コロナ感染を恐れて美容院に行くのを自粛していたが、もう限界が近かったのだ。帰ってきた彼女に玄関から呼ばれ、そこで対面となった。髪の量が減り、長さも短くなっている。毛先が内に巻かれたショートボブだった。

 

可愛い。心の声が漏れた。やっぱりプロの美容師は流石だ。こんなに小さな子供にも髪型ひとつで女の子を纏わせている。まるで再放送中ドラマのガッキーのようだ。
f:id:pto6:20200603083636j:image
私が可愛いと言うと、彼女は内巻きの毛先を両手に乗せて、ふふふん♪といった感じで身体をくねらせていた。実際に「かわいいでしょ」とも口にする。

 

私は「可愛い、ほんと可愛い!」と真っ直ぐに見つめて連呼した。すると、さすがに照れくさくなったのか、娘はハニカミを携え、顔を背けるようになった。

 

私は女の子が照れた顔が好きなので、なおも「可愛い」攻撃を続ける。

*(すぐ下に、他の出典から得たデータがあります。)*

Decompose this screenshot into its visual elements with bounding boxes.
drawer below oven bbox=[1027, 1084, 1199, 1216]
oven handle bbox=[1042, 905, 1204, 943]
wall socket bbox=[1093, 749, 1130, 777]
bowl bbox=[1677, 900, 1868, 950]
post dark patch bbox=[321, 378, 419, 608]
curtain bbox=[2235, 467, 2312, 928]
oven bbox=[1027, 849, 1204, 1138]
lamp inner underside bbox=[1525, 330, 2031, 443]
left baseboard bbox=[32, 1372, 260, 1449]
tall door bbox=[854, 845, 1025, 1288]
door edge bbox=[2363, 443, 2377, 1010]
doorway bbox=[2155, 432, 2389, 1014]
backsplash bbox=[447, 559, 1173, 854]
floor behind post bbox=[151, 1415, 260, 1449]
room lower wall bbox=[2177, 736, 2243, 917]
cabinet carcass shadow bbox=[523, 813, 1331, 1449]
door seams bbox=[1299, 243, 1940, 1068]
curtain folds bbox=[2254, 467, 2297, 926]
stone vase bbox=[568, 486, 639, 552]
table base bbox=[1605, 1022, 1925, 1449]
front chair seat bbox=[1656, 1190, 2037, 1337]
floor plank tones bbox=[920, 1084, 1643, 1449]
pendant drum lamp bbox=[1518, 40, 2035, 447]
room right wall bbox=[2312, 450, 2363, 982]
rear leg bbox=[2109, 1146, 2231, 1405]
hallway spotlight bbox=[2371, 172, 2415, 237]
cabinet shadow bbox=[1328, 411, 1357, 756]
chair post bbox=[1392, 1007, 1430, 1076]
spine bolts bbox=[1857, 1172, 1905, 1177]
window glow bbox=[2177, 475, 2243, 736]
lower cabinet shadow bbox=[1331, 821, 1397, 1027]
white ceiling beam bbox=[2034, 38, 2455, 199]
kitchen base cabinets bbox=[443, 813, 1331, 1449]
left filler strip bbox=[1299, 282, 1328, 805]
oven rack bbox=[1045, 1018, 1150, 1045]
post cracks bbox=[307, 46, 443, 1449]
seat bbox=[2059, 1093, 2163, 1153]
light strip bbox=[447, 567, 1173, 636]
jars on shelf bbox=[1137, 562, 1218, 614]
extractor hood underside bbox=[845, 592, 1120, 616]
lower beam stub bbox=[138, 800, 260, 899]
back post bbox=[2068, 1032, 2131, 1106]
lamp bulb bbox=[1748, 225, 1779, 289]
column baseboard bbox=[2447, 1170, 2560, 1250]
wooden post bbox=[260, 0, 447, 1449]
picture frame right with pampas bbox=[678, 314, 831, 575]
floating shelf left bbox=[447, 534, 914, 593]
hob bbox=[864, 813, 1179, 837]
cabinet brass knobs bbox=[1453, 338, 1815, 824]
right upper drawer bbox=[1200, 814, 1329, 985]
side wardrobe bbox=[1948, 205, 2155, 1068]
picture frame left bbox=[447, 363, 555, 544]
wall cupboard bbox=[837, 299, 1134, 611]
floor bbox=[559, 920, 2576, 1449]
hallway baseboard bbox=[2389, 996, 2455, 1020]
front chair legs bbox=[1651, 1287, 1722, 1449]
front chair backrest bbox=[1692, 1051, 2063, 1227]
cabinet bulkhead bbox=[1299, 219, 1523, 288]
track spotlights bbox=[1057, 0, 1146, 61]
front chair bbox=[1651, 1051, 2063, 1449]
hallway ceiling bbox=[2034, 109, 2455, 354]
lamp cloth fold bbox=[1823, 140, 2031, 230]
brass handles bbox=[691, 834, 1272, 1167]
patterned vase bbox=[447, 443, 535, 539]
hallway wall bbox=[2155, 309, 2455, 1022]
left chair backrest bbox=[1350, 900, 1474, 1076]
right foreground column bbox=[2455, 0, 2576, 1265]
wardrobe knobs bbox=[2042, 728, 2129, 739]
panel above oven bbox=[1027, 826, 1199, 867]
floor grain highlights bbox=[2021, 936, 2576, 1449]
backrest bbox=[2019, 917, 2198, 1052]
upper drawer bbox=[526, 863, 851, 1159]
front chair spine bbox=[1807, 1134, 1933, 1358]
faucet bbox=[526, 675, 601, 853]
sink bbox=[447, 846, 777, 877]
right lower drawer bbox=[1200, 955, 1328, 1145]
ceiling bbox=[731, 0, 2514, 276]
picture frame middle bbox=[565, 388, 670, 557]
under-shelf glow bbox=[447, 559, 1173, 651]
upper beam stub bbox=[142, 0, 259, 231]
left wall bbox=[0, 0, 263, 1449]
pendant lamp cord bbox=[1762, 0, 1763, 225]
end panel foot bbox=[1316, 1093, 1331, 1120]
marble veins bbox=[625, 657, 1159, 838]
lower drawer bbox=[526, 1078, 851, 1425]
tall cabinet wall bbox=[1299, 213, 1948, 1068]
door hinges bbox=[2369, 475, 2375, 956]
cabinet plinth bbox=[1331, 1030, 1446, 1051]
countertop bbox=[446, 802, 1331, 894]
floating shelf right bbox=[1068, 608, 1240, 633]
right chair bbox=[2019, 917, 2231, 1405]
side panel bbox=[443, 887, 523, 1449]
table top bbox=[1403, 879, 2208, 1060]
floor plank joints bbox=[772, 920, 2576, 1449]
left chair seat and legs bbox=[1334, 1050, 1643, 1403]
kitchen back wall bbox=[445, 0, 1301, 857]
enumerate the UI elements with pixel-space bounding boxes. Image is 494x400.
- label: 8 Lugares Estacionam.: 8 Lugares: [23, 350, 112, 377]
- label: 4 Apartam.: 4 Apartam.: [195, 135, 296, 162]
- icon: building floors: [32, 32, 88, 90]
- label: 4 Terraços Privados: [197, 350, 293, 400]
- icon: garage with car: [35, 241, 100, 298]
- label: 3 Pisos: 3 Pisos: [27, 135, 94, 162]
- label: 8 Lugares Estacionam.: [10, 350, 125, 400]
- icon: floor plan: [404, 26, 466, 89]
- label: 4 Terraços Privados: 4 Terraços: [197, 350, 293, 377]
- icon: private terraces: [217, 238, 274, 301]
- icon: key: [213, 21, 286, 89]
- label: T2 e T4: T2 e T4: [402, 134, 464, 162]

娘は私に正面をとられないよう逃げまとい、「やめてやめて」としばしじゃれ合っていた。

 

鏡の前へと連れて行くと、いっぱしの女子の表情をつくり、冷静な視線で自分の髪型をじっくりと検分していた。しかし最後には満足がいったのかニコッと微笑み、首を回して横髪をふわふわと羽ばたかせていた。

 

未だに新鮮なのでしばらくは「可愛い」と洩らしてしまいそうだ。そのたびに、娘は小さくハニカムのだろう。